Judaism, in contradistinction to mystical quietism, which recommended toleration of pain, wants man to cry out aloud against any kind of pain, to react indignantly to all kinds of injustice or unfairness. For Judaism held that the individual who displays indifference to pain and suffering, who meekly reconciles himself to the ugly, disproportionate and unjust in life, is not capable of appreciating beauty and goodness. Whoever permits his legitimate needs to go unsatisfied will never be sympathetic to the crying needs of others. A human morality based on love and friendship, on sharing in the travail of others, cannot be practiced if the person’s own need-awareness is dull, and he does not know what suffering is. Hence Judaism rejected models of existence, which deny human need, such as the angelic or the monastic. For Judaism, need-awareness constitutes part of the definition of human existence. Need-awareness turns into a passional experience, into a suffering awareness. Dolorem ferre ergo sum — I suffer, therefore I am — to paraphrase Descartes’ cogito ergo sum. While the Cartesian cogito would also apply to an angel or even to the devil, our inference is limited to man: neither angel nor devil knows suffering.

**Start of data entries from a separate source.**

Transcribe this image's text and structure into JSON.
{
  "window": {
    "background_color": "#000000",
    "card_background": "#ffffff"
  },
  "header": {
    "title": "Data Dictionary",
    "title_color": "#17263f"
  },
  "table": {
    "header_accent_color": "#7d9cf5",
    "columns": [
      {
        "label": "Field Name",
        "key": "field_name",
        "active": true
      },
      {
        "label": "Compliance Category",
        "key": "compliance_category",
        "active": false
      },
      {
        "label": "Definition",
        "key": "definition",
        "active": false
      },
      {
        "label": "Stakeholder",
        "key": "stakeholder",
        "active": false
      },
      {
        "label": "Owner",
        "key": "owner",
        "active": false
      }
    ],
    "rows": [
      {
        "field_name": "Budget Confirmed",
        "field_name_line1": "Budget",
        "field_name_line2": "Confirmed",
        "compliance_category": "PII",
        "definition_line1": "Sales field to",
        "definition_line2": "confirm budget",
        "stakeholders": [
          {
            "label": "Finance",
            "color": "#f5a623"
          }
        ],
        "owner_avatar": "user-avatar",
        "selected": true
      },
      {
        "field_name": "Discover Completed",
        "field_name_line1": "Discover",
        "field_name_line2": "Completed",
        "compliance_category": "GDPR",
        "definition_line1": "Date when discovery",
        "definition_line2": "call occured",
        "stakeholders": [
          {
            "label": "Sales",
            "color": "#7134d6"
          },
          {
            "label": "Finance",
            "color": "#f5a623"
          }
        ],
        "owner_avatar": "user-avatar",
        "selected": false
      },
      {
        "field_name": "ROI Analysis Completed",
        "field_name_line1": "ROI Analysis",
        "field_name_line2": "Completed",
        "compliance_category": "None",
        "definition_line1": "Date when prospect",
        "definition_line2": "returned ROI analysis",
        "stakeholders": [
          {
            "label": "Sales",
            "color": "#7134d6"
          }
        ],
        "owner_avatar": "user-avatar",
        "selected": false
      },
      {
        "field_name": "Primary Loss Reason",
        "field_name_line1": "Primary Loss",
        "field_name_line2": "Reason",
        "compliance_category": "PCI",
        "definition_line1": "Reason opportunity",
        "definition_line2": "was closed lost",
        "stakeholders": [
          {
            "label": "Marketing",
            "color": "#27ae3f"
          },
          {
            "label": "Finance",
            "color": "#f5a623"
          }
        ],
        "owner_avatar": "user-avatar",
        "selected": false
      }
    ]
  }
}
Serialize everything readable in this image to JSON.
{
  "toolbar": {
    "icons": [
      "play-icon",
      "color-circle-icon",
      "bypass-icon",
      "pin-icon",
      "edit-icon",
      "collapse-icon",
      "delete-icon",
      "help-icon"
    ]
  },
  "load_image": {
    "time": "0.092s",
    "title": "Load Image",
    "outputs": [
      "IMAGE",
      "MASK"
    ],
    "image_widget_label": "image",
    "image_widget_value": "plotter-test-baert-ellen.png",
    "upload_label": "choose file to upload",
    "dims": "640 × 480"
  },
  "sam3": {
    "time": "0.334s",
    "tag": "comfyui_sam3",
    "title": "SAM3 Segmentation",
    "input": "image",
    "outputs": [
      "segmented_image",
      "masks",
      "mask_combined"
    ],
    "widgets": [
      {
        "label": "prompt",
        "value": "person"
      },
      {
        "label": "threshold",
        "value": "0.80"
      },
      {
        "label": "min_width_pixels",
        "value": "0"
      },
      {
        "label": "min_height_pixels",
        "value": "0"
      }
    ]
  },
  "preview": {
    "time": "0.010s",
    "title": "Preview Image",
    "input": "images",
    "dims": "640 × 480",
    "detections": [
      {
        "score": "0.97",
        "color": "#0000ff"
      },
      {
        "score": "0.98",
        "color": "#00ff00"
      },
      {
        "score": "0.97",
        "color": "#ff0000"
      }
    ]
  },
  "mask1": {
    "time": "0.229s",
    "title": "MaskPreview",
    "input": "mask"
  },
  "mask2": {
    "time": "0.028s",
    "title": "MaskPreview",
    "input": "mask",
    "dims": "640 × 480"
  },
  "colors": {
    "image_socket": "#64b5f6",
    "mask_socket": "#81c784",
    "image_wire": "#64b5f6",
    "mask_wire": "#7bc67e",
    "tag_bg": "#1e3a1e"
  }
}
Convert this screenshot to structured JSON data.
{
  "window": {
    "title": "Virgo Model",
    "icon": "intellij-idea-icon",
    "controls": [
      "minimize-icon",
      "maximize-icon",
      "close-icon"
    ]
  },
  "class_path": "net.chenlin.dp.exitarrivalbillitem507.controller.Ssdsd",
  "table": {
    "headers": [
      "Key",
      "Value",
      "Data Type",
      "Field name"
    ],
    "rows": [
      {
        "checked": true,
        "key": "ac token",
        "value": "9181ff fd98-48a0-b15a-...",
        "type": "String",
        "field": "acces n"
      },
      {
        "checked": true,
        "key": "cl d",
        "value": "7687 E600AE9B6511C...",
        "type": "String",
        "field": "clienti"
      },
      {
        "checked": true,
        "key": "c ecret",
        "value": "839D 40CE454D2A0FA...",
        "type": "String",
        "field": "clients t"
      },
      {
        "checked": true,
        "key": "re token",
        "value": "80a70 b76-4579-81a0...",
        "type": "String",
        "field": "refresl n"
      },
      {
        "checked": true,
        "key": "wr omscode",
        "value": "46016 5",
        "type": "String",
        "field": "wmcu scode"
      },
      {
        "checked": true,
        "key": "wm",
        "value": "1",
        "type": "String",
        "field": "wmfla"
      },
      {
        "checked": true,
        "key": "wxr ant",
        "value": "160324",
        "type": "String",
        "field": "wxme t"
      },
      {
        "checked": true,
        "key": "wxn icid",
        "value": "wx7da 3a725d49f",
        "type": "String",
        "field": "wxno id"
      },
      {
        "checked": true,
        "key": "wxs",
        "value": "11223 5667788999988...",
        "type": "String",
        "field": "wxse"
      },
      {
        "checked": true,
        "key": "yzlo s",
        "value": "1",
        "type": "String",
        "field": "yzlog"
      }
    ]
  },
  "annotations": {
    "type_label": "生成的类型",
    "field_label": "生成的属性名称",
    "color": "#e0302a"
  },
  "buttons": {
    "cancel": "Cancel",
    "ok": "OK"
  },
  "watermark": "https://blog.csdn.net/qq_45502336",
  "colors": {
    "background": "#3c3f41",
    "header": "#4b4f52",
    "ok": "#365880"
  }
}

Therefore, prayer in Judaism, unlike the prayer of classical mysticism, is bound up with the human needs, wants, drives and urges, which make man suffer. Prayer is the doctrine of human needs.

–Rabbi Joseph Soloveitchik, “Redemption, Prayer, and Talmud Torah,” Tradition: A Journal of Orthodox Jewish Thought 17:2 (Spring 1978), p. 65

 

You can read the entire essay here, on Tradition: A Journal of Orthodox Jewish Thought’s website.

I gives a new meaning to my suffering, I think. Maybe. At least, it’s something interesting to think about.

Wishing everyone a 5773 full of happiness, health, productivity, love, laughs, friends, learning, kindness, and all good things.